In her previous life, Nicole worked as a scientist and a poet. She joined Ei to see how these two worlds could merge, specifically by utilizing technology to tell stories. First term had her conducting research and interviewing staff at a creative agency in Geneva, IL, called Rule29. The result of her work was presented in the form of a publication on workplace culture. Second term had her in the thick of Dev Bootcamp’s 18-week intensive software training program, where she dedicated upwards of 12 hours a day learning how to code. For her third and final term she wanted to use her new coding skills to document Chicago’s socioeconomic and racial divides by examining the route the Red Line cuts through the city. In her former life as a writer, she had complete control over the building blocks used. This year, she learned to build stories out of bits and pieces, be they film clips or data sets.
After working for six years as a teacher in Tokyo, Lance was looking to segue back into life in the West. Ei served as his vehicle for this transition. For the first term he found solace in the natural beauty of the Pacific Northwest, working as a content strategist with Cause+Affect in Vancouver, BC. Then, he sought to enrich his portfolio through collaboration with leading digital creative agency SapientNitro in Chicago. For his final term, he left America again; this time taking on a communications role for a Japanese project design team working in Milan, Italy, called Peace Kitchen. Lance used the year with Ei to reestablish his place in the world, realizing that it’s something he can carry with him wherever he goes.

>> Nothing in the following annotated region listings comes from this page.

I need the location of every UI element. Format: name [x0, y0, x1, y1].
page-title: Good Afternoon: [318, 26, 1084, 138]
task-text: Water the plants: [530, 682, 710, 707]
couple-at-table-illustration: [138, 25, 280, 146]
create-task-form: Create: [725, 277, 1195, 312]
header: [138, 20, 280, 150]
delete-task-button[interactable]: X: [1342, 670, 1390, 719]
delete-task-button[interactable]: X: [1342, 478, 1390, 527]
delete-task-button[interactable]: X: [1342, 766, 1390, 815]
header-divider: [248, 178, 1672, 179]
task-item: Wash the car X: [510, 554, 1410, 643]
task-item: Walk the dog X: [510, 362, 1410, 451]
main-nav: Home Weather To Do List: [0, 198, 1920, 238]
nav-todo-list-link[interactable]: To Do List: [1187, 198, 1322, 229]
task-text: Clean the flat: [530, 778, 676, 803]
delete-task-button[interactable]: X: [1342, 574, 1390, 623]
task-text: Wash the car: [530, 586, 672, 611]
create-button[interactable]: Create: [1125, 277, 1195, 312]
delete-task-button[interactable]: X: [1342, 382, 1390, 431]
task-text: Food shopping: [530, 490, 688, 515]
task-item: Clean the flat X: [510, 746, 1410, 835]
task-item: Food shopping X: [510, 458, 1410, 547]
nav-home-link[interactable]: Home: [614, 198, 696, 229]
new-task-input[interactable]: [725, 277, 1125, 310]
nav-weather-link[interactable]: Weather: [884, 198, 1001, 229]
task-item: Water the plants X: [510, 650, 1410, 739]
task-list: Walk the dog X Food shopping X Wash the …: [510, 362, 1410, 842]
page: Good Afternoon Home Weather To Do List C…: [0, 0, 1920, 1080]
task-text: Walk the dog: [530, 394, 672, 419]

After a career as a scientific researcher, Chevy Williams sought to utilize a year with Ei as a bridge from academia to business. She began her year learning to code at the Chicago campus for software development school Dev Bootcamp. The challenges of learning a new language, all while maintaining consulting work, proved to be too much and so she pivoted her pursuits. Design collaboration opportunities led her to work with Starting Bloc, a fellowship that engages and supports leaders of change in business and education in Los Angeles, and frog design, a leading global product design firm in Austin. The year didn’t always serve her what she wanted, but it provided her with what she needed to acquire new skills, build out her community of support, and clarity in seeing the next stage of her journey.
Heralding from Logan, UT, Toph grew up in a creative family. His year began with an interest in the intersection of creativity and business, but, in the process, he learned about design. During his first term in Chicago, he worked as communications specialist with EPIC, a nonprofit that connects creative professionals with non-profits to solve challenges. Wanting to gain a wider breadth of experience, he boarded a plane for Madrid where he joined Soulsight as a design strategist. The work saw him contributing to projects for clients like IKEA, and had him do so entirely in the Spanish language. For his final term, he returned to Chicago to work as a UX designer and content strategist for renowned advertising agency Ogilvy and Mather.